Para dar a partida no Qashqai, com o cartão eletrônico já no meu bolso, girei um pequeno seletor que fica no mesmo lugar da chave tradicional. Logo se ouvem os 140 cv do motor 2.0, o mais potente da família a gasolina. Há também uma versão 1.6 de 115 cv e duas a diesel, que não estarão disponíveis para os brasileiros. Na Europa pode-se escolher também o câmbio, um manual de seis marchas e outro CVT, continuamente variável. Há ainda a opção de tração nas duas rodas dianteiras ou nas quatro.
Pior que o EcoSport
Mesmo nessa versão 4x2, com câmbio manual, o modelo enfrentou estradas de terra ou trilhas mais leves sem passar nenhum sufoco durante nosso test-drive. Mas não espere demais dele no ambiente off-road, onde perderia até para um Ford EcoSport. O Qashqai tem 20 centímetros de altura do solo, ângulo de ataque de 19 graus e ângulo de saída de 30 graus - um Eco tem 22, 29 e 32, respectivamente. Mas, comparado com alguns 4x4 equivalentes, ele não faz feio na hora de acelerar. Segundo a Nissan, ele vai de 0 a 100 km/h em 10,1 segundos, melhor que o Toyota RAV4 (10,5 segundos) e o Honda CR-V (10,2). Mas é quase 1 segundo mais lento que o Golf alemão e o Focus, ambos com motorização equivalente. Seu consumo médio de 12,2 km/l de gasolina, ainda segundo a Nissan, também está longe de deixá-lo como referência no consumo quando comparado aos outros dois hatches, que são em média 15% mais econômicos.
O Qashqai mostrou uma direção com assistência elétrica firme e precisa no asfalto se comparado aos fora-de-estrada com que pretende disputar mercado, porém é menos agradável e ágil que seus concorrentes do segmento hatchback.

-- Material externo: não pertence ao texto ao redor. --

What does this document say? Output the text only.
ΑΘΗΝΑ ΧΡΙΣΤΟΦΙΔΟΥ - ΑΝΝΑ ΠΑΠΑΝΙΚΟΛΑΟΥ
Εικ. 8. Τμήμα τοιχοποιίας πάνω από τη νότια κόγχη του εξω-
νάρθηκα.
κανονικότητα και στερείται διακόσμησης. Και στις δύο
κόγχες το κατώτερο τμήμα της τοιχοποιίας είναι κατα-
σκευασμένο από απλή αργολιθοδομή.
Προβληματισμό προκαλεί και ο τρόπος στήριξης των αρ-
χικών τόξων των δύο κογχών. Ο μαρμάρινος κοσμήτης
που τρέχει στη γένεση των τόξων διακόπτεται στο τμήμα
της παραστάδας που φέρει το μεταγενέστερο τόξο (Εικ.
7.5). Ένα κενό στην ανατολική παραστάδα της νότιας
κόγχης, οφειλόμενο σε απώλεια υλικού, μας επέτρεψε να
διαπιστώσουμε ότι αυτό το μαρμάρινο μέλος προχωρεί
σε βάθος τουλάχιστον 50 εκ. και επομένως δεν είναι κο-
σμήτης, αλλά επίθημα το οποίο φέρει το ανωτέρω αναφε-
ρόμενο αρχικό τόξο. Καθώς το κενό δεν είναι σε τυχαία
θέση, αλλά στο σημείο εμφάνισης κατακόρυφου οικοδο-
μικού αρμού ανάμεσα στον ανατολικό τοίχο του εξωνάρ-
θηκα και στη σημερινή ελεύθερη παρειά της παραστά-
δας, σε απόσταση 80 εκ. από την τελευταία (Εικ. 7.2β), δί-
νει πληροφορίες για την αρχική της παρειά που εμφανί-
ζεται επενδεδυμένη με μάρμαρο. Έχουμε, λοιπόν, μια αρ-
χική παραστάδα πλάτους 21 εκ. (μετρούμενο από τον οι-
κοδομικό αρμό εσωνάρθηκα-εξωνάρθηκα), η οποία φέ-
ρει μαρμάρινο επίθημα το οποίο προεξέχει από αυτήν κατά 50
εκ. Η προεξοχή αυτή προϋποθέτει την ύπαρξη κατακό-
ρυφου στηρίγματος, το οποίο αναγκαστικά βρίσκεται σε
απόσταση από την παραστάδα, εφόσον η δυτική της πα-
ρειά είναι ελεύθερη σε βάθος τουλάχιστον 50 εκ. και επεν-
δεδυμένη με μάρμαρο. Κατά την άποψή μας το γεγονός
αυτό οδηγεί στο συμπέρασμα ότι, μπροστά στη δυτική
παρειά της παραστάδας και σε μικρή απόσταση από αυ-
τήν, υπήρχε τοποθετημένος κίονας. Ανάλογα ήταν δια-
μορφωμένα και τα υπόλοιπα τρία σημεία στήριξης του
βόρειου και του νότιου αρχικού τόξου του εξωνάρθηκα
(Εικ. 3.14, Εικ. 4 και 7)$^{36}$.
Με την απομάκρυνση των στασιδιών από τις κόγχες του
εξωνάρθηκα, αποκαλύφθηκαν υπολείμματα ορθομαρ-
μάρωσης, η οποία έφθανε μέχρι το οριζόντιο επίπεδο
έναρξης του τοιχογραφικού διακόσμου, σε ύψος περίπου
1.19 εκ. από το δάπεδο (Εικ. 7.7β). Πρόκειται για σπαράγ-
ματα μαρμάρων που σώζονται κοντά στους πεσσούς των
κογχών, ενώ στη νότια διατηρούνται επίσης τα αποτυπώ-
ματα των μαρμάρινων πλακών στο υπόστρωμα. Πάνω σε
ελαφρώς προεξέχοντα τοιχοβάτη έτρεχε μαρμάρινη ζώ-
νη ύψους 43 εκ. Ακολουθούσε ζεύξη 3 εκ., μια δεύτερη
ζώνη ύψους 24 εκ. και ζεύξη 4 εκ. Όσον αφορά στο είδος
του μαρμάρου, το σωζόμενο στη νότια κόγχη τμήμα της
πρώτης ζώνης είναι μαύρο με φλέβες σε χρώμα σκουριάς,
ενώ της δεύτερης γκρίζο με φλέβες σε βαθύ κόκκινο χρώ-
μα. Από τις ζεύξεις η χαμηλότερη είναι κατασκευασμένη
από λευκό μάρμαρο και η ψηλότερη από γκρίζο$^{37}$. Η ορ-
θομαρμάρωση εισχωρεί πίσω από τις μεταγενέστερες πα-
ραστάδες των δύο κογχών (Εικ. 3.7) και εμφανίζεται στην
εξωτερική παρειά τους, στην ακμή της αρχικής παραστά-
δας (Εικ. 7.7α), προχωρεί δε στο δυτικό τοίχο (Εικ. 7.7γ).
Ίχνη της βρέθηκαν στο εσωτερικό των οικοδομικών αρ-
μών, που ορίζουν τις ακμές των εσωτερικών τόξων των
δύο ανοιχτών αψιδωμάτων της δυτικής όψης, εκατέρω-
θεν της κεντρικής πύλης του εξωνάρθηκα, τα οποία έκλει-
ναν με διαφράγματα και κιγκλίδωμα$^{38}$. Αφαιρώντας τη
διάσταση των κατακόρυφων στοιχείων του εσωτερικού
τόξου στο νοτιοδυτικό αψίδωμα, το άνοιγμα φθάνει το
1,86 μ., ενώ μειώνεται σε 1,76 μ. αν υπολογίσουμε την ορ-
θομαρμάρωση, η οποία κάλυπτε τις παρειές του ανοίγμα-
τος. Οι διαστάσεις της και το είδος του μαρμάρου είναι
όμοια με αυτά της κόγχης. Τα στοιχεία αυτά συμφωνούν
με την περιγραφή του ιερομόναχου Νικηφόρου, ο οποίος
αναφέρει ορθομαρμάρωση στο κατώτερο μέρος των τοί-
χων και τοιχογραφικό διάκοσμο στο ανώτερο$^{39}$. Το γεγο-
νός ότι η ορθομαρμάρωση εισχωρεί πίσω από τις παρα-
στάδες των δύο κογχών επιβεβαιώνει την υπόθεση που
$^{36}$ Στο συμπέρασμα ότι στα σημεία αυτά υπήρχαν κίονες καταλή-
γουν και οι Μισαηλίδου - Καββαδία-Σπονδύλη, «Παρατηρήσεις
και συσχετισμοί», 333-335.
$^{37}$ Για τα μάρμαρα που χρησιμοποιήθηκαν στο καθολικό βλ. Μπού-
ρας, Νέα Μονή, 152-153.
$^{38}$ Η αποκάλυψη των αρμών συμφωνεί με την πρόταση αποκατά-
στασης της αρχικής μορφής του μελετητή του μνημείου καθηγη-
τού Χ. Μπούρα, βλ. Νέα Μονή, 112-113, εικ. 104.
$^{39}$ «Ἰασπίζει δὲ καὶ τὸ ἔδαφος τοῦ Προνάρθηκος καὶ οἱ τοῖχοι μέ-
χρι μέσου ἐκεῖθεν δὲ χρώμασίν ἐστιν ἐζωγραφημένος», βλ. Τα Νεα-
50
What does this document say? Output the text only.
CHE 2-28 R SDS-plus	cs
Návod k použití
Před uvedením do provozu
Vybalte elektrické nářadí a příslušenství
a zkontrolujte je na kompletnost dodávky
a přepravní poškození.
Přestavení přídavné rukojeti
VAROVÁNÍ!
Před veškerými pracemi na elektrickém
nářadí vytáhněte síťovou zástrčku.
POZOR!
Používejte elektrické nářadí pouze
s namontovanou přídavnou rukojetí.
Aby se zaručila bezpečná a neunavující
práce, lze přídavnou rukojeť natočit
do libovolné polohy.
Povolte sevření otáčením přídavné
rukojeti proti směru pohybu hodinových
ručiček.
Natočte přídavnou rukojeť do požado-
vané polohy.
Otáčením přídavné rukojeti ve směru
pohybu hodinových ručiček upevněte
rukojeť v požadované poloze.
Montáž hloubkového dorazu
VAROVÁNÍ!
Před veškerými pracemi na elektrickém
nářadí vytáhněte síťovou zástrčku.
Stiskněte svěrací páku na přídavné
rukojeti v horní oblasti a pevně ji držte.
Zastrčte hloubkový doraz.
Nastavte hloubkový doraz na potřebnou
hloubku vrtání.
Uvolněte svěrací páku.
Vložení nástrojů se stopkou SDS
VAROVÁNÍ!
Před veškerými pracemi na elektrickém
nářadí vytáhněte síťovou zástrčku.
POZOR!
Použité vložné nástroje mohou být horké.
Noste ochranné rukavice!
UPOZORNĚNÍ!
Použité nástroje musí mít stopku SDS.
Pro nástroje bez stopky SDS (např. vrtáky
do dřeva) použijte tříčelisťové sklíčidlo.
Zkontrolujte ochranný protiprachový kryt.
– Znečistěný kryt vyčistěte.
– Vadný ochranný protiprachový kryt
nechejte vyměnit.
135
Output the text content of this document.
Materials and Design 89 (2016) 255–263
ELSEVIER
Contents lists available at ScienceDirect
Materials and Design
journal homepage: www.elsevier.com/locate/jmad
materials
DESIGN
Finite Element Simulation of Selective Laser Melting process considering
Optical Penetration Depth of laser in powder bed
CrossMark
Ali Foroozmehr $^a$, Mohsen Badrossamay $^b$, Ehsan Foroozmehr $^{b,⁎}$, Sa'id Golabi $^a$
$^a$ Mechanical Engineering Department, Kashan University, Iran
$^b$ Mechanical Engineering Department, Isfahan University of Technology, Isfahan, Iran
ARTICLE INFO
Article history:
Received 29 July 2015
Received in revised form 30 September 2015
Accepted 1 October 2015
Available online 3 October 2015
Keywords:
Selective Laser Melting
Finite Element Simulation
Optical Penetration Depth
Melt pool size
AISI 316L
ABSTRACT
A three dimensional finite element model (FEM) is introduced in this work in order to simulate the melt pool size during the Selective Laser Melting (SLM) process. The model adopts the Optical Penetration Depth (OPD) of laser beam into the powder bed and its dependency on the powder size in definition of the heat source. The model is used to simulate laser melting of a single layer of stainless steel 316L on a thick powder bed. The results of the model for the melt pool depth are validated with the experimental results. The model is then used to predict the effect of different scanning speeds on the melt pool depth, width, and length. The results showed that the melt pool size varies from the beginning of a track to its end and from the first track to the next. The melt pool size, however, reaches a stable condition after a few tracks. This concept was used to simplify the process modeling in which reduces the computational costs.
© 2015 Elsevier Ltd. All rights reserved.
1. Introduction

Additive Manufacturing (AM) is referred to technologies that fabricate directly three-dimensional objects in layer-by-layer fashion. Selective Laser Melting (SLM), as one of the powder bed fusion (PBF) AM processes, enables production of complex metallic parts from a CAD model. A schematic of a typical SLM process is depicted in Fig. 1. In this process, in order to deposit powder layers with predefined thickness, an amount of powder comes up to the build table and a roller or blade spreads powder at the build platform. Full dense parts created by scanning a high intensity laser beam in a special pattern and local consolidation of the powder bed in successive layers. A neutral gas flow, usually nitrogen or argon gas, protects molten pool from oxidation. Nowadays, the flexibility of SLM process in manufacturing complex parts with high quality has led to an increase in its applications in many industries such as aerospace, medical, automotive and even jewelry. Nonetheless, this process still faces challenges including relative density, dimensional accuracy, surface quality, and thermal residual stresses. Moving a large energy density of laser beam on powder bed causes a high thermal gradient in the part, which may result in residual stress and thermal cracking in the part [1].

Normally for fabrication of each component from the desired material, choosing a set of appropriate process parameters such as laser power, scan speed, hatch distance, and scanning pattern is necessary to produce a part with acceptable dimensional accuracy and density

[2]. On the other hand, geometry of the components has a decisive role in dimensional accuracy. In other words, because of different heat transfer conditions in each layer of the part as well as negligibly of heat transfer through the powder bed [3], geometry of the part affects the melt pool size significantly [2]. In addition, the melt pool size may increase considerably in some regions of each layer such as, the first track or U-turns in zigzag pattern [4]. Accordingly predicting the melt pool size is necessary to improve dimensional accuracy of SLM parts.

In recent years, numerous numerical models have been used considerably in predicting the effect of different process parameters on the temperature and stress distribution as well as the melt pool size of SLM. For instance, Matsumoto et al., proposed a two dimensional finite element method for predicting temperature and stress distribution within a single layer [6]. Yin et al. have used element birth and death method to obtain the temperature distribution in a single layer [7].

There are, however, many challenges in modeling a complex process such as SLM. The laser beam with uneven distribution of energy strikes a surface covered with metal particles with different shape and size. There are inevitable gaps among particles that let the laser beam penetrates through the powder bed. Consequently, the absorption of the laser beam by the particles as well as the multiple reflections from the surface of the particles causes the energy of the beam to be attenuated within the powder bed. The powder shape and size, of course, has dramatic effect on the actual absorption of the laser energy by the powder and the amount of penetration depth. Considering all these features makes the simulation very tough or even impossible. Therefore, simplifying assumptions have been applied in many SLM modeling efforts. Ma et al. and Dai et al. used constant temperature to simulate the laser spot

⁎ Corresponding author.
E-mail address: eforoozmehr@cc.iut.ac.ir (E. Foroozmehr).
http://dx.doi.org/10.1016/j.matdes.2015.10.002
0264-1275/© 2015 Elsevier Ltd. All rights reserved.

No entanto, pesa a seu favor o câmbio manual fácil de manejar e a suspensão que reagiu bem a terrenos tão diferentes quanto asfalto úmido ou trechos de terra. A versão avaliada tinha ainda um acessório útil para um veículo desse tipo. Quando se engata a ré, uma câmera projeta imagens da traseira numa tela no meio do painel. Um alarme sonoro e visual ajuda a evitar aquelas batidinhas tão comuns e chatas durante uma baliza.
Ainda é cedo para afirmar que esse nômade será um sucesso de vendas, mas ele tem qualidades para conquistar consumidores com temperamento inquieto, que ora buscam o conforto para andar nas cidades, ora querem se aventurar fora do asfalto.
VEREDICTO
Um opção de estilo marcante para quem quer andar bem na cidade sem passar vergonha na terra.